What next? Restoring Peace against the odds

15/01/18
Author: 
Rita Wong

Premier Horgan announced in December that his government would proceed with the Site C dam, increasing its budget by more than 2 billion dollars despite having opposed it before.

He said that his own wife believed “that the values lost were greater than the values gained,” but he went against his wife’s values anyway.

Horgan basically ignored what remains of the free-running Peace River is a precious legacy for all Canadians and the world.

In addition to the West Moberly and Prophet River First Nations, 14 downstream Indigenous Nations urged Horgan to cancel the dam. UNESCO and the IUCN have called for the river’s protection, as well as Amnesty International, the Sierra Club and the Yellowstone to Yukon Conservation Initiative, among others. The Peace’s farming families understand that they are guardians for everyone who deserves to experience and inherit the incredible Peace Valley intact.

To dismiss 2 billion in sunk costs and the inflated 1.8 billion cost for remediation as money “spent on nothing,” leaving B.C. without “an asset,” is to completely ignore the value of ecosystem services.

The Peace’s current natural capital is worth billions in perpetuity, as the David Suzuki Foundation has shown.
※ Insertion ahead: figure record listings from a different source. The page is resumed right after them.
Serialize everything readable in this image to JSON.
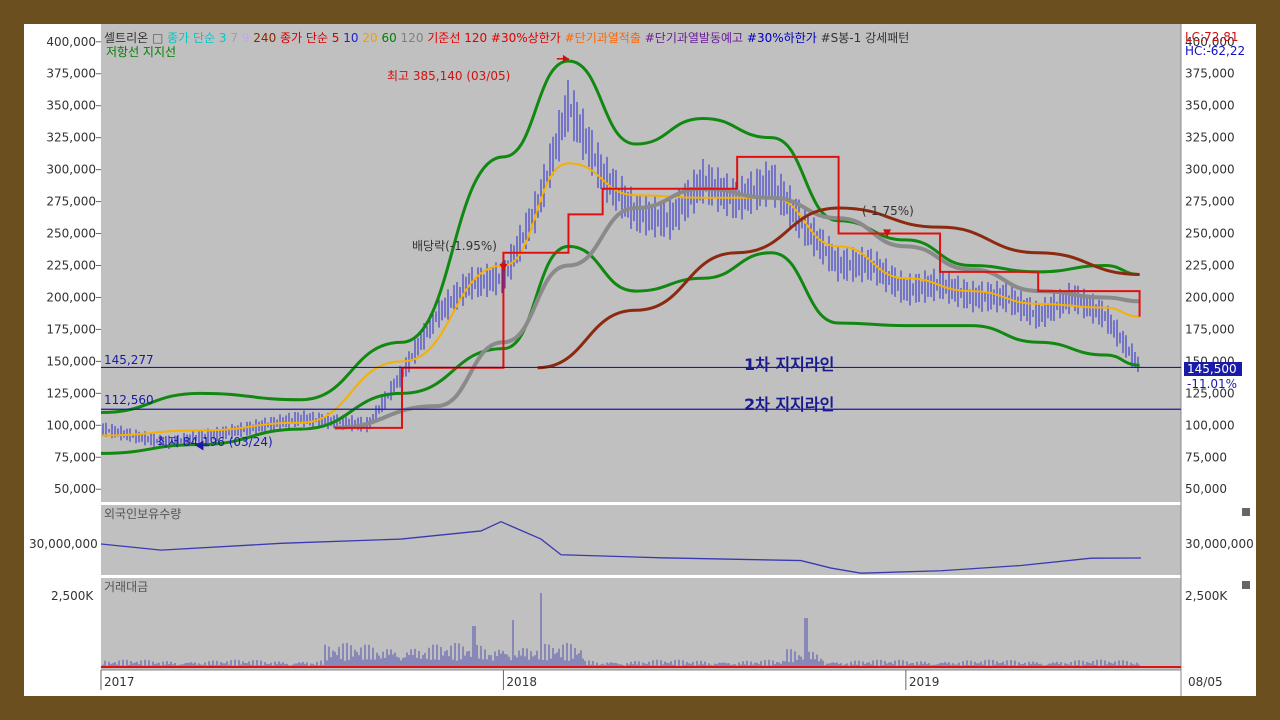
{
  "legend": [
    {
      "text": "셀트리온",
      "color": "#333333"
    },
    {
      "text": "□",
      "color": "#555555"
    },
    {
      "text": "종가 단순 3",
      "color": "#00c8c8"
    },
    {
      "text": "7",
      "color": "#a0a0a0"
    },
    {
      "text": "9",
      "color": "#c8a0ff"
    },
    {
      "text": "240",
      "color": "#8b2500"
    },
    {
      "text": "종가 단순 5",
      "color": "#d00000"
    },
    {
      "text": "10",
      "color": "#2020d0"
    },
    {
      "text": "20",
      "color": "#f0a000"
    },
    {
      "text": "60",
      "color": "#008000"
    },
    {
      "text": "120",
      "color": "#808080"
    },
    {
      "text": "기준선 120",
      "color": "#e00000"
    },
    {
      "text": "#30%상한가",
      "color": "#e00000"
    },
    {
      "text": "#단기과열적출",
      "color": "#ff6600"
    },
    {
      "text": "#단기과열발동예고",
      "color": "#6a1b9a"
    },
    {
      "text": "#30%하한가",
      "color": "#0000c0"
    },
    {
      "text": "#S봉-1 강세패턴",
      "color": "#333333"
    }
  ],
  "legend2": {
    "text": "저항선 지지선",
    "color": "#008000"
  },
  "lc_label": "LC:72,81",
  "hc_label": "HC:-62,22",
  "annotations": {
    "high": "최고 385,140 (03/05)",
    "low": "최저 84,196 (03/24)",
    "dividend": "배당락(-1.95%)",
    "pct": "(-1.75%)",
    "support1_title": "1차 지지라인",
    "support2_title": "2차 지지라인",
    "support1_value": "145,277",
    "support2_value": "112,560",
    "last_price": "145,500",
    "last_change": "-11.01%"
  },
  "panel2_title": "외국인보유수량",
  "panel2_tick": "30,000,000",
  "panel3_title": "거래대금",
  "panel3_tick": "2,500K",
  "date_corner": "08/05",
  "colors": {
    "candle": "#2a2ad0",
    "ma_yellow": "#f5b000",
    "band": "#118811",
    "ma_gray": "#8a8a8a",
    "ma_brown": "#8b2a10",
    "baseline": "#e01010",
    "support": "#1a1aa8",
    "foreign": "#3a3ab0",
    "volume": "#5050b0",
    "vol_line": "#e01010"
  },
  "chart_data": {
    "type": "line",
    "title": "셀트리온",
    "x_range": [
      "2017-01",
      "2019-08"
    ],
    "x_ticks": [
      "2017",
      "2018",
      "2019"
    ],
    "ylim": [
      40000,
      410000
    ],
    "y_ticks": [
      "400,000",
      "375,000",
      "350,000",
      "325,000",
      "300,000",
      "275,000",
      "250,000",
      "225,000",
      "200,000",
      "175,000",
      "150,000",
      "125,000",
      "100,000",
      "75,000",
      "50,000"
    ],
    "series": [
      {
        "x": [
          "2017-01",
          "2017-03",
          "2017-05",
          "2017-07",
          "2017-09",
          "2017-10",
          "2017-11",
          "2017-12",
          "2018-01",
          "2018-02",
          "2018-03",
          "2018-04",
          "2018-05",
          "2018-06",
          "2018-07",
          "2018-08",
          "2018-09",
          "2018-10",
          "2018-11",
          "2018-12",
          "2019-01",
          "2019-02",
          "2019-03",
          "2019-04",
          "2019-05",
          "2019-06",
          "2019-07",
          "2019-08"
        ],
        "y": [
          97000,
          86000,
          95000,
          105000,
          100000,
          140000,
          185000,
          210000,
          215000,
          270000,
          350000,
          295000,
          265000,
          260000,
          290000,
          275000,
          290000,
          255000,
          225000,
          225000,
          205000,
          210000,
          200000,
          200000,
          185000,
          200000,
          185000,
          145500
        ]
      },
      {
        "x": [
          "2017-01",
          "2017-04",
          "2017-07",
          "2017-10",
          "2018-01",
          "2018-03",
          "2018-05",
          "2018-07",
          "2018-09",
          "2018-11",
          "2019-01",
          "2019-03",
          "2019-05",
          "2019-07",
          "2019-08"
        ],
        "y": [
          92000,
          96000,
          102000,
          150000,
          225000,
          305000,
          280000,
          278000,
          278000,
          240000,
          215000,
          205000,
          195000,
          192000,
          185000
        ]
      },
      {
        "x": [
          "2017-01",
          "2017-04",
          "2017-07",
          "2017-10",
          "2018-01",
          "2018-03",
          "2018-05",
          "2018-07",
          "2018-09",
          "2018-11",
          "2019-01",
          "2019-03",
          "2019-05",
          "2019-07",
          "2019-08"
        ],
        "y": [
          110000,
          125000,
          120000,
          165000,
          310000,
          385000,
          320000,
          340000,
          325000,
          260000,
          245000,
          225000,
          220000,
          225000,
          218000
        ]
      },
      {
        "x": [
          "2017-01",
          "2017-04",
          "2017-07",
          "2017-10",
          "2018-01",
          "2018-03",
          "2018-05",
          "2018-07",
          "2018-09",
          "2018-11",
          "2019-01",
          "2019-03",
          "2019-05",
          "2019-07",
          "2019-08"
        ],
        "y": [
          78000,
          85000,
          97000,
          125000,
          160000,
          240000,
          205000,
          215000,
          235000,
          180000,
          178000,
          178000,
          165000,
          155000,
          147000
        ]
      },
      {
        "x": [
          "2017-08",
          "2017-11",
          "2018-01",
          "2018-03",
          "2018-05",
          "2018-07",
          "2018-09",
          "2018-11",
          "2019-01",
          "2019-03",
          "2019-05",
          "2019-07",
          "2019-08"
        ],
        "y": [
          98000,
          115000,
          165000,
          225000,
          270000,
          285000,
          278000,
          262000,
          240000,
          222000,
          205000,
          200000,
          197000
        ]
      },
      {
        "x": [
          "2018-02",
          "2018-05",
          "2018-08",
          "2018-11",
          "2019-02",
          "2019-05",
          "2019-08"
        ],
        "y": [
          145000,
          190000,
          235000,
          270000,
          255000,
          235000,
          218000
        ]
      },
      {
        "x": [
          "2017-08",
          "2017-10",
          "2018-01",
          "2018-03",
          "2018-04",
          "2018-08",
          "2018-11",
          "2019-02",
          "2019-05",
          "2019-08"
        ],
        "y": [
          98000,
          145000,
          235000,
          265000,
          285000,
          310000,
          250000,
          220000,
          205000,
          185000
        ]
      }
    ],
    "support_lines": [
      145277,
      112560
    ],
    "highlights": [
      {
        "label": "최고",
        "x": "2018-03-05",
        "y": 385140
      },
      {
        "label": "최저",
        "x": "2017-03-24",
        "y": 84196
      }
    ]
  }
}
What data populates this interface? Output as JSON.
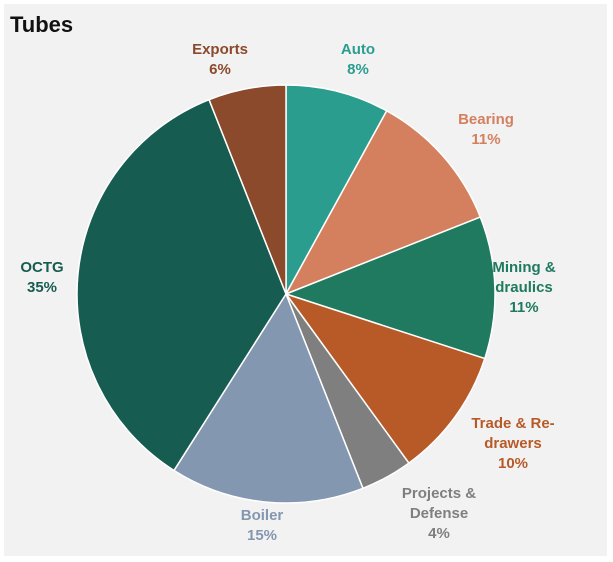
{
  "chart_data": {
    "type": "pie",
    "title": "Tubes",
    "slices": [
      {
        "label": "Auto",
        "value": 8,
        "value_label": "8%",
        "color": "#2a9d8f"
      },
      {
        "label": "Bearing",
        "value": 11,
        "value_label": "11%",
        "color": "#d4805f"
      },
      {
        "label": "Mining & Hydraulics",
        "label_lines": [
          "Mining &",
          "draulics"
        ],
        "value": 11,
        "value_label": "11%",
        "color": "#1f7a5f"
      },
      {
        "label": "Trade & Re-drawers",
        "label_lines": [
          "Trade & Re-",
          "drawers"
        ],
        "value": 10,
        "value_label": "10%",
        "color": "#b85a28"
      },
      {
        "label": "Projects & Defense",
        "label_lines": [
          "Projects &",
          "Defense"
        ],
        "value": 4,
        "value_label": "4%",
        "color": "#7f7f7f"
      },
      {
        "label": "Boiler",
        "value": 15,
        "value_label": "15%",
        "color": "#8497b0"
      },
      {
        "label": "OCTG",
        "value": 35,
        "value_label": "35%",
        "color": "#175c50"
      },
      {
        "label": "Exports",
        "value": 6,
        "value_label": "6%",
        "color": "#8b4a2c"
      }
    ],
    "start_angle_deg": 0,
    "direction": "clockwise",
    "legend": "none"
  }
}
B.C. can’t afford to lose more forest after the summer of devastating fires and the need for natural buffers and carbon sinks in a time of impending climate destabilization. As the frequency and intensity of extreme weather incidents rise, removing needed forests only increases their probability. Money talks loud, but nature bats last.
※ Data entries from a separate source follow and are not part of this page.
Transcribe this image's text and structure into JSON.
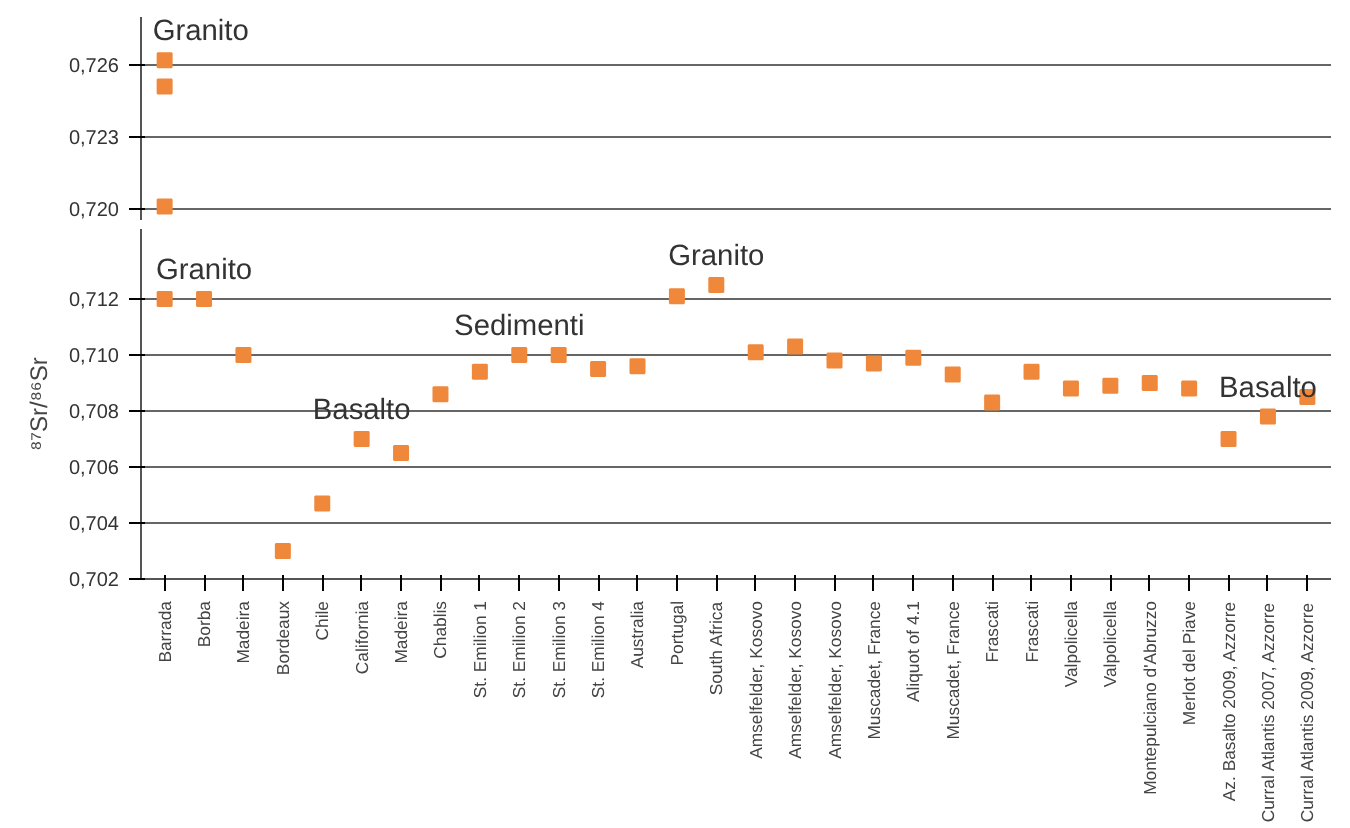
{
  "chart_data": [
    {
      "type": "scatter",
      "categories": [
        "Barrada",
        "Borba",
        "Madeira",
        "Bordeaux",
        "Chile",
        "California",
        "Madeira",
        "Chablis",
        "St. Emilion 1",
        "St. Emilion 2",
        "St. Emilion 3",
        "St. Emilion 4",
        "Australia",
        "Portugal",
        "South Africa",
        "Amselfelder, Kosovo",
        "Amselfelder, Kosovo",
        "Amselfelder, Kosovo",
        "Muscadet, France",
        "Aliquot of 4.1",
        "Muscadet, France",
        "Frascati",
        "Frascati",
        "Valpolicella",
        "Valpolicella",
        "Montepulciano d'Abruzzo",
        "Merlot del Piave",
        "Az. Basalto 2009, Azzorre",
        "Curral Atlantis 2007, Azzorre",
        "Curral Atlantis 2009, Azzorre"
      ],
      "series": [
        {
          "color": "#f0883c",
          "x": [
            "Barrada",
            "Barrada",
            "Barrada"
          ],
          "values": [
            0.7262,
            0.7251,
            0.7201
          ]
        }
      ],
      "ylim": [
        0.7195,
        0.728
      ],
      "yticks": [
        {
          "value": 0.72,
          "label": "0,720"
        },
        {
          "value": 0.723,
          "label": "0,723"
        },
        {
          "value": 0.726,
          "label": "0,726"
        }
      ],
      "tick_labels": "y",
      "grid": "y",
      "marker": "square",
      "annotations": [
        {
          "text": "Granito",
          "x": "Barrada",
          "y": 0.7262
        }
      ]
    },
    {
      "type": "scatter",
      "categories": [
        "Barrada",
        "Borba",
        "Madeira",
        "Bordeaux",
        "Chile",
        "California",
        "Madeira",
        "Chablis",
        "St. Emilion 1",
        "St. Emilion 2",
        "St. Emilion 3",
        "St. Emilion 4",
        "Australia",
        "Portugal",
        "South Africa",
        "Amselfelder, Kosovo",
        "Amselfelder, Kosovo",
        "Amselfelder, Kosovo",
        "Muscadet, France",
        "Aliquot of 4.1",
        "Muscadet, France",
        "Frascati",
        "Frascati",
        "Valpolicella",
        "Valpolicella",
        "Montepulciano d'Abruzzo",
        "Merlot del Piave",
        "Az. Basalto 2009, Azzorre",
        "Curral Atlantis 2007, Azzorre",
        "Curral Atlantis 2009, Azzorre"
      ],
      "series": [
        {
          "color": "#f0883c",
          "values": [
            0.712,
            0.712,
            0.71,
            0.703,
            0.7047,
            0.707,
            0.7065,
            0.7086,
            0.7094,
            0.71,
            0.71,
            0.7095,
            0.7096,
            0.7121,
            0.7125,
            0.7101,
            0.7103,
            0.7098,
            0.7097,
            0.7099,
            0.7093,
            0.7083,
            0.7094,
            0.7088,
            0.7089,
            0.709,
            0.7088,
            0.707,
            0.7078,
            0.7085
          ]
        }
      ],
      "ylim": [
        0.702,
        0.7145
      ],
      "yticks": [
        {
          "value": 0.702,
          "label": "0,702"
        },
        {
          "value": 0.704,
          "label": "0,704"
        },
        {
          "value": 0.706,
          "label": "0,706"
        },
        {
          "value": 0.708,
          "label": "0,708"
        },
        {
          "value": 0.71,
          "label": "0,710"
        },
        {
          "value": 0.712,
          "label": "0,712"
        }
      ],
      "ylabel": "⁸⁷Sr/⁸⁶Sr",
      "grid": "y",
      "marker": "square",
      "annotations": [
        {
          "text": "Granito",
          "x": "Borba",
          "y": 0.712
        },
        {
          "text": "Basalto",
          "x": "California",
          "y": 0.707
        },
        {
          "text": "Sedimenti",
          "x": "St. Emilion 2",
          "y": 0.71
        },
        {
          "text": "Granito",
          "x": "South Africa",
          "y": 0.7125
        },
        {
          "text": "Basalto",
          "x": "Curral Atlantis 2007, Azzorre",
          "y": 0.7078
        }
      ]
    }
  ]
}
BC Hydro recently announced it would award the generating station contract to a group of multinational corporations, including the Colorado-based corporation, Flatiron, in partnership with Aecon (a company being acquired by Chinese-state owned enterprise CCCI), Spain-based Dragados, and EBC (together called the AFDE Partnership). The project labour agreement for the contract, if approved, includes jobs for various union workers. It’s worth noting that the largest donation made to the NDP leading up to the 2017 election came from the United Steelworkers ($520,000) while the International Union of Operating Engineers donated $89,000 to the NDP.
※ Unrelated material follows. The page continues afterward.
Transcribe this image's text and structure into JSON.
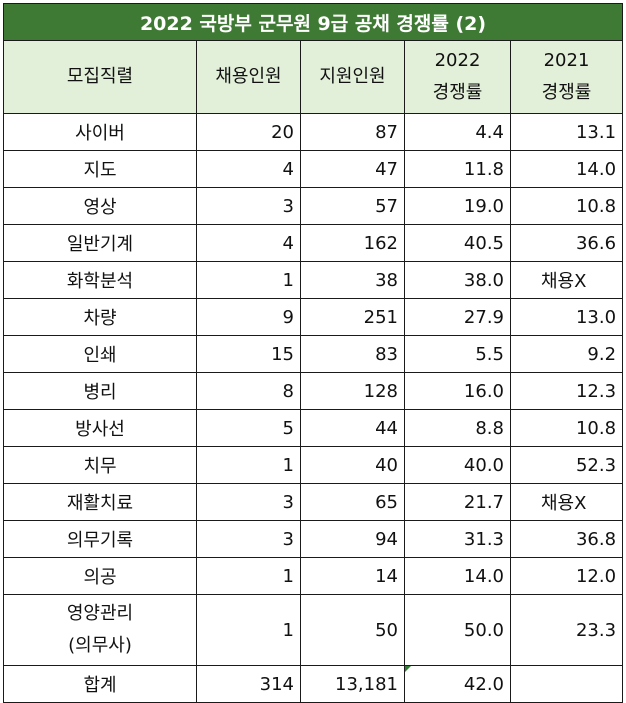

Now, instead of a “handful of people” up north acting as guardians for a carbon sink the whole planet needs, fistfuls of people will get fistfuls of cash for violating Indigenous rights and working on a dam that doesn’t have a solid business case.

The dam doesn’t benefit B.C.’s 4.5 million citizens in the long term.

Horgan’s threat to cut to social spending upon dam termination ring hollow in the wake of the NDP giving up 4.7 billion in revenue from bridge tolls in the Lower Mainland without even a mention of credit ratings or accounting practices. As Green leader Andrew Weaver pointed out, these are trade-offs that the NDP have made. Unfortunately, the Greens have not used their influence to terminate the dam either.

Horgan may argue that financial conventions excuse this sacrifice of the Peace, but our economy depends on healthy ecosystems. The government could recognize this by declaring the Peace Valley a provincial asset or park, worth much more than “nothing.”

The good of the province—and the nation—depends on its actions being perceived as honourable, by demonstrating wise management and enacting reconciliation. Unfortunately, the provincial and federal governments’ refusal to honour Treaty 8 and to prevent ecosystem destruction leads to mistrust, systemic violence, and ongoing injustice. There is a high reputational cost when we can’t trust our governments. So the Peace Valley Solidarity Initiative is holding an Accountability Summit in Victoria to address why the trust has been broken and what could be done to remedy this. See the link there.

As Marc Eliesen points out in the Times Colonist, "There will be higher hydro-rate increases in the future by continuing construction than by terminating the project today.” Such costs land hardest on the poor, least able to pay for skyrocketing rates through the economy’s boom-and-bust cycles.